Y por lo que dijo el guardia, también dedujo que los imbéciles son los mismos que en cualquier parte del mundo. Aunque de ellos, menos de mil dispuestos a resistir con las armas una horda de militares brasileños, uruguayos y argentinos, a cual de ellos más insatisfechos, aventureros de diversa laya y terratenientes apasionadamente hostiles.
Pero Martín Zamora sintió que no tenía mayores deseos de conocer más de lo que ya sabía acerca de los habitantes del lugar. Más bien le había hecho un sitio de preferencia al pesimismo y no le quedaban fuerzas para juzgar los sueños de quienes aún guardaban esperanzas para hacer de aquello una cosa distinta. La conciencia de la decrepitud física es algo muy difícil de sobrellevar y por entonces sentía que le titilaba más que nunca el párpado izquierdo, que nada lo diferenciaba de un pingajo colgando del abismo, de un vagabundo inexpresivo que seguía el contorno del paisaje y miraba lo que podía ver del cielo, perdiéndose en nostalgias de lejanas cantinas con mesas manchadas de grasa, de música valseada en recintos ahumados, con ruido de sillas y de vasos, confusión de voces y mujeres maquilladas fáciles de contemplar.
“Nunca volveré atrás. Lo he perdido todo…”, pensaba.
“Todo es lento, increíblemente lento antes del vértigo de una guerra.” Cuando pensó en eso detuvo la escritura y buscó excusas, sensaciones diferentes que no iban más allá de observar el dorso de sus propias manos o las grietas de la mesa o las sombras avanzantes del calabozo. Sabía que detener la escritura era una tenebrosa artimaña para vaciar de ideas el cerebro y caer en un ínfimo placer de actitud mística, de formularse la pregunta de quién, así, con menor motivo, no se hubiera vuelto religioso, reduciéndolo todo a santiguarse y a pasar el tiempo.

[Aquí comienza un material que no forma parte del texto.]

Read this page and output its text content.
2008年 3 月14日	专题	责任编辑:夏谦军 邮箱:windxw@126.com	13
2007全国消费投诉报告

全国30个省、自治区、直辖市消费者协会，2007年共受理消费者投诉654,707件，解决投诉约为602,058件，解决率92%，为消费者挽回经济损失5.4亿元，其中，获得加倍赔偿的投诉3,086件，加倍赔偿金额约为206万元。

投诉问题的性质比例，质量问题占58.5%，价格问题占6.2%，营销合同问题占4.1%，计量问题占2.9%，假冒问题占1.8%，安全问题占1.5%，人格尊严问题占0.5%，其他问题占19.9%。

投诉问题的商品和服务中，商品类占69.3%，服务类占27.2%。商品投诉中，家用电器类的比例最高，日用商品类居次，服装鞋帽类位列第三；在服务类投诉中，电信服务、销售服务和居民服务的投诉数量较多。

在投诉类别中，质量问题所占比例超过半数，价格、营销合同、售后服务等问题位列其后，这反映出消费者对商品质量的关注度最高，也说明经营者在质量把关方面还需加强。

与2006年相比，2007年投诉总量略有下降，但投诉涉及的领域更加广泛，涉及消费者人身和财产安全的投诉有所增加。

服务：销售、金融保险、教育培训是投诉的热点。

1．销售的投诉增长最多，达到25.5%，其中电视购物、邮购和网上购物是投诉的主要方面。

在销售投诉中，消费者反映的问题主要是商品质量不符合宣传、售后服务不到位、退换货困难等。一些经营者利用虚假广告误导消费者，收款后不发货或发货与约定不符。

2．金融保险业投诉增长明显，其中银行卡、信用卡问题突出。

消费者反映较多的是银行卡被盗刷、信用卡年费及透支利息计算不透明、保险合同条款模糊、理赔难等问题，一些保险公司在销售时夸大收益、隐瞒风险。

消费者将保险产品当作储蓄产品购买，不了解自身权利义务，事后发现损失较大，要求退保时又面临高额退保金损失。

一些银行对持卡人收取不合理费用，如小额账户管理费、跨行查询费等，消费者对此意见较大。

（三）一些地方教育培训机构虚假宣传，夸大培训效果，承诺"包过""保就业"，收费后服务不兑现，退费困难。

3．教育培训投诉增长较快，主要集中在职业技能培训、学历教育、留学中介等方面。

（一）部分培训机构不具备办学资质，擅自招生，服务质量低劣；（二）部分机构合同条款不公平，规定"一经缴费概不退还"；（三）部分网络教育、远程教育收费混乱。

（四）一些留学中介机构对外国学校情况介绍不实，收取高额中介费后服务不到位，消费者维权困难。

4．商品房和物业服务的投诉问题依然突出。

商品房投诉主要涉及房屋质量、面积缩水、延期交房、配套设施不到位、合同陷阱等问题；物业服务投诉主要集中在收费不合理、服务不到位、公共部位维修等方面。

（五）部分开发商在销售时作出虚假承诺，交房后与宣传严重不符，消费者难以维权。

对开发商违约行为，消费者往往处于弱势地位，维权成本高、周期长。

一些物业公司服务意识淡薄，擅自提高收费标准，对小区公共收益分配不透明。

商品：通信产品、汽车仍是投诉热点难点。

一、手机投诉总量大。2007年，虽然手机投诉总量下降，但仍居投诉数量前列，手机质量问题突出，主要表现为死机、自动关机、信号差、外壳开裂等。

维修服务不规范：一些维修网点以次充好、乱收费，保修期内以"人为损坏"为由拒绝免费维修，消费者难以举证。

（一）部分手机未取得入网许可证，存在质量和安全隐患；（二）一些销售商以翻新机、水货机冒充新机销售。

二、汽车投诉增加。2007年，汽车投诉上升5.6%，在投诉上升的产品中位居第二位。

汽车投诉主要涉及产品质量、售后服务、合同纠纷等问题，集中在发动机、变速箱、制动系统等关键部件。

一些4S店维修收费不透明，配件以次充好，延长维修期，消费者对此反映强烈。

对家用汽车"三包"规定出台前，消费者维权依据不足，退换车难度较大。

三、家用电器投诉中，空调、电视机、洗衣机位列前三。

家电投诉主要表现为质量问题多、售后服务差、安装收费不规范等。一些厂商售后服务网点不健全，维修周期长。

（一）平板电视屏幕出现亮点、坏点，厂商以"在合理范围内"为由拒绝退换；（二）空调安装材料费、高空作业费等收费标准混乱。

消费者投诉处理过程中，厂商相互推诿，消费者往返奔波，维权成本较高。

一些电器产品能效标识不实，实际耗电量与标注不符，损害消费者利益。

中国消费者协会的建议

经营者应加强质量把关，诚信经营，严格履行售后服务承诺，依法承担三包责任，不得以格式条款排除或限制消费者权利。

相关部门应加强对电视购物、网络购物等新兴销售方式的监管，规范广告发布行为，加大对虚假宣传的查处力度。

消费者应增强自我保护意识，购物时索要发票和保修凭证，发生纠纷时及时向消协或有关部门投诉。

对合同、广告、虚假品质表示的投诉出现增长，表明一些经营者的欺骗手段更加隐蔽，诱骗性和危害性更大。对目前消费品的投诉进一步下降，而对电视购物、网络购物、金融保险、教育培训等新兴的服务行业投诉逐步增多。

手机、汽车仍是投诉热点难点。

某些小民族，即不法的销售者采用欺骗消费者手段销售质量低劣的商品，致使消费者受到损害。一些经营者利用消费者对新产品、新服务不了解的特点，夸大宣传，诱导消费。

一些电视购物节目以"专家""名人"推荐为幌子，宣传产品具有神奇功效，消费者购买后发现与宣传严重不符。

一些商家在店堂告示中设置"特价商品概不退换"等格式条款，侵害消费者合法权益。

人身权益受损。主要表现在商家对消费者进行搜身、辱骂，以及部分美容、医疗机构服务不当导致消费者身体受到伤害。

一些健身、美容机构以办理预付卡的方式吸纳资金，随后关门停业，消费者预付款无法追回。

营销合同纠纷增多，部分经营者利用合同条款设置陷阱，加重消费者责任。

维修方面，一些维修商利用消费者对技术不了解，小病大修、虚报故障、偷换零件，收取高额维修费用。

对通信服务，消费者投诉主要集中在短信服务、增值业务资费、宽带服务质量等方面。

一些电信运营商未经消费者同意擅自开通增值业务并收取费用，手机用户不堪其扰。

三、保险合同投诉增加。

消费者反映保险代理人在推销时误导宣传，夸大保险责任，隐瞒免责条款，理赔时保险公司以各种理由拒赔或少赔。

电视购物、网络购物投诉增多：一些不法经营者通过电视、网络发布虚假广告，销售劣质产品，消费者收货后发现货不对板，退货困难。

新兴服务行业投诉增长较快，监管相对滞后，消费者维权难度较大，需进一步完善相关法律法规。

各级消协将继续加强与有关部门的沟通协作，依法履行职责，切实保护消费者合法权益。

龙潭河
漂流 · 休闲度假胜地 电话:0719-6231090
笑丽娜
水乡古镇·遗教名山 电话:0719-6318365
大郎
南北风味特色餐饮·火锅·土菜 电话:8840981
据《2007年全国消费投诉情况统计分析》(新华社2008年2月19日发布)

Sin embargo, ni aun clavando sus ojos en el tablón oscuro donde disponía las hojas y las frases, Martín Zamora pudo ocupar la mente en la repugnante nada, en el milenario truco de la Nada, puesto que allí, ronquido y queja, para mantenerlo en estado de realidad, estaban ellos: sus compañeros de condena.
En un catre a su derecha, reposaba el capitán Raymond Harris, un militar británico, refinado delincuente y espía a la fuerza del general Bartolomé Mitre, capturado mientras intentaba hacerse pasar por uno de los cinco desertores del general Venancio Flores.